James Bielman wrote:
On 27 Apr 2005, Kenny Tilton wrote:
Fascinating. I happen to have done quite a bit of 6502 programming back in my Apple II days. I can't wait to look at your code and see how Cells was able to contribute to that. I will also stare at the cycle and think about how Cells could be enhanced to handle that gracefully, even if just by giving programmers an orderly way to apply domain knowledge.
Cool. I never really did much so I'm learning as I go. :) I put up a more detailed description of what happens during an assembly and where the cycle occurs at:
Thanks for the detailed breakdown of the problem.
You may have noticed that the system does allow a cell to be specified as "cyclic", but then the propagation simply halts if a cycle is detected.
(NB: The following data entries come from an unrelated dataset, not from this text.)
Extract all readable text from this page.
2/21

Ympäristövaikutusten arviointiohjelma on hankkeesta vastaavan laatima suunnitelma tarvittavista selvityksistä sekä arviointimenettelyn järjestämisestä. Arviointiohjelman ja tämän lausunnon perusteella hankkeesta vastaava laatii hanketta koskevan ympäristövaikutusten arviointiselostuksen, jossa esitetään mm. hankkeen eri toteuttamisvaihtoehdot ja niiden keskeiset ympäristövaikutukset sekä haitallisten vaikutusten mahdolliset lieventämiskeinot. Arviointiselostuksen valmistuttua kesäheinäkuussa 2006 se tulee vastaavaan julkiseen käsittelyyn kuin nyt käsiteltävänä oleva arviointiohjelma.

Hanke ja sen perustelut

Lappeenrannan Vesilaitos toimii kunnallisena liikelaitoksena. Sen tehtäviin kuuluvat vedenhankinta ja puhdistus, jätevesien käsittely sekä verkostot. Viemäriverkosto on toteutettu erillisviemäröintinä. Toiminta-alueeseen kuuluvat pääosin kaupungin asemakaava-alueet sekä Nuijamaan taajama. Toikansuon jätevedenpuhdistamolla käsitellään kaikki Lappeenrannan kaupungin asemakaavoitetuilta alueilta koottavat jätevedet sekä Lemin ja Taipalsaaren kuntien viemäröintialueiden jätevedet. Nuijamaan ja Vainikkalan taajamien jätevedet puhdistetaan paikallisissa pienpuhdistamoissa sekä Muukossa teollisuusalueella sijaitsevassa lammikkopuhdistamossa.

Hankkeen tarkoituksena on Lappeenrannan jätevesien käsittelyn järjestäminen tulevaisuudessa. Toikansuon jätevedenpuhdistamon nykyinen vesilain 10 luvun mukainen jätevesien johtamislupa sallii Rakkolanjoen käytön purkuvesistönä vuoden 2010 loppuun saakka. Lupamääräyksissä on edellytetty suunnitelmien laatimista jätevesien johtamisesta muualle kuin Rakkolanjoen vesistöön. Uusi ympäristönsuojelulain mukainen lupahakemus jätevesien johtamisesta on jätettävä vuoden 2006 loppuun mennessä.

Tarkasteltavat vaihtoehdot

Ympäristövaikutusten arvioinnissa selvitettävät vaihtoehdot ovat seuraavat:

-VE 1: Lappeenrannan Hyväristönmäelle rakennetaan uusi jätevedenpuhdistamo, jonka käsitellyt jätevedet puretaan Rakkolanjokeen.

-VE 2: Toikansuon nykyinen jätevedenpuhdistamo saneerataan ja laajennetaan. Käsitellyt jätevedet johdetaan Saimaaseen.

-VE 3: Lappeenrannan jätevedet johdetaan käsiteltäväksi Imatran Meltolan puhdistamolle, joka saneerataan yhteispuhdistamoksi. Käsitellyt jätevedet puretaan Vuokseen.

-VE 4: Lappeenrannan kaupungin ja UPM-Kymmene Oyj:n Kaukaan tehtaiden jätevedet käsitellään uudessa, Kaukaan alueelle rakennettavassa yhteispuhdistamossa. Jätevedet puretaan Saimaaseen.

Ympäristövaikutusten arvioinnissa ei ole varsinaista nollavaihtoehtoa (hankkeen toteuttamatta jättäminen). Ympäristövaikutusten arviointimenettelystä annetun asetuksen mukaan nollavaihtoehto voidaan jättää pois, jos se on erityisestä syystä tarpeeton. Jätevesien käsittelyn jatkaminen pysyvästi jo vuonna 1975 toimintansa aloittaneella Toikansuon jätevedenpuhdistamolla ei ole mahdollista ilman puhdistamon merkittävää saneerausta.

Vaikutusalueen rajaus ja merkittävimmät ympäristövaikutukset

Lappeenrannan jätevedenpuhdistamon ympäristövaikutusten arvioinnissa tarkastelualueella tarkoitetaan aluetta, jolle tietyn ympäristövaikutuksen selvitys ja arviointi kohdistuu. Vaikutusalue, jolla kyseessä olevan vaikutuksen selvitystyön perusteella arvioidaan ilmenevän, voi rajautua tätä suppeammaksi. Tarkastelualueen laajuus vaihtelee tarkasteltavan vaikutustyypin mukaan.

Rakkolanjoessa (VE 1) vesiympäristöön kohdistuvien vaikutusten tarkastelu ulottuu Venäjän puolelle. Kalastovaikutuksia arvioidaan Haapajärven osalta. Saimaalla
This to support cases like a scroll thumb, which both drives and is driven by the text currently displayed in a window.
In that case, the cyclic propagation would be to set the cell to the value it already has, so it can simply be skipped. (I could let it continue and then propagation would stop anyway since the skipped set would result in no change, when propagation stops anyway, but I decided, hey, save a few CPU cycles. anyway...)
Likewise, in your case the cycle is benign and terminates naturally. And as long as we are considering some way to let the programmer apply domain-specific knowledge....
What if we just eliminate entirely the cyclic thing and let programmers shoot themselves in the foot if they like? That is the Grand Lisp Philosophy, after all.
Ironically, I might then consider treating the scroll case as /non/-cyclic. ie, It becomes a special declaration /not/ to cycle, saving a few CPU cycles. Hmmm, but now I am wondering about the CPU cost of cycle detection:
(when (find c *causation*) (case (c-cyclicp c) (:run-on (trc "cyclicity running on" c)) ((t) (progn (trc "cyclicity handled gracefully" c) (c-pulse-update c :cyclicity-1) (return-from md-slot-value new-value))) (otherwise (c-break "(setf md-slot-value) setf looping ~a ~a" c *causation*))))
Omigod. What the hell is :run-on doing there? :) I am going to go try that now on your assembler code.
Anyway, look at that "(find c *causation*)". That runs allllllllllll the time. The only benefit is automatically notifying the developer when they screw up. I could just toss the whole thing (even the cyclic attribute altogether, I think) or we could have a special such as *cell-trap-cyclic-bugs-please* and then try to figure out when something is cyclinc (not that easy, I believe Turing demonstrated).
Of historical interest is that it occurred to me long ago that applications could simply work this way. I mean, it is how the world works. One cause leading to another. And it so happens that one consequence of Cells II is that this endless causal chain no longer means endless recursion, so the timing is good.
Thoughts?
kenny
Kenny Tilton wrote:
Omigod. What the hell is :run-on doing there? :) I am going to go try that now on your assembler code.
Ah, sorry, that was in (setf md-slot-value), not md-slot-value-assume.
I made this change:
(defmodel label () ((name :initarg :name :reader name :documentation "Name of this label, a symbol.") (location :initform (c-input (:cyclicp :run-on) 0) ...etc...
And modified md-slot-value-assume to know about :run-on, and the assembly ran to completion (correctly, I am assuming). I am assuming because I am not so interested in this fix so much as in the grander fix of simply not checking for cycles and letting programmers fend for themselves.
btw. note that there would still be a different kind of cycle which would still be an error, one on the read side: if the rule for A eventually leads back to a read of A, that is a fatal error.